Model Refinement and Molecular Dynamics Simulation.

Missing residues in the DEER-based model were added, including residues at the Gαi N terminus, Gγ C terminus, and rhodopsin C terminus, to add lipid modifications important for membrane anchoring. In total, the final system contained three palmitoylcysteines. All spin-labeled cysteines were reverted to their wild-type identities, several acidic residues known to be protonated in the active state of rhodopsin were protonated (47), and the stabilizing disulfide between mutated residues N2C/D28C on the extracellular face of rhodopsin was introduced to stabilize the active binding pocket (48, 49). Finally, the Minimize tool in Maestro (Schrödinger) was used to optimize intermolecular contacts formed at the rhodopsin–Gi interface, followed by an additional minimization performed on the entire complex.

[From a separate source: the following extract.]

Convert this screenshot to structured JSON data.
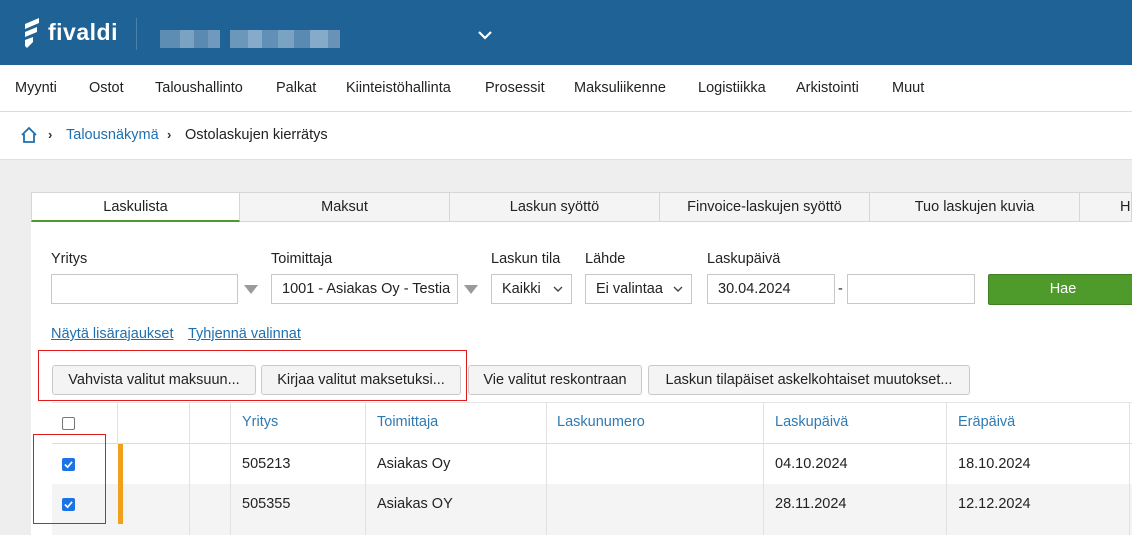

The refined and prepared rhodopsin–Gi complex was inserted into a hydrated POPC bilayer, creating a final system of 231,641 atoms. We performed three unbiased simulations of the prepared rhodopsin–Gi complex with the CHARMM36 force field (with CHARMM36m protein parameters) using the AMBER 16 software suite on graphics processing units (GPUs) (50, 51). Each of the three simulations was ∼600 ns in length. See for a complete description of structure refinement and simulation protocols.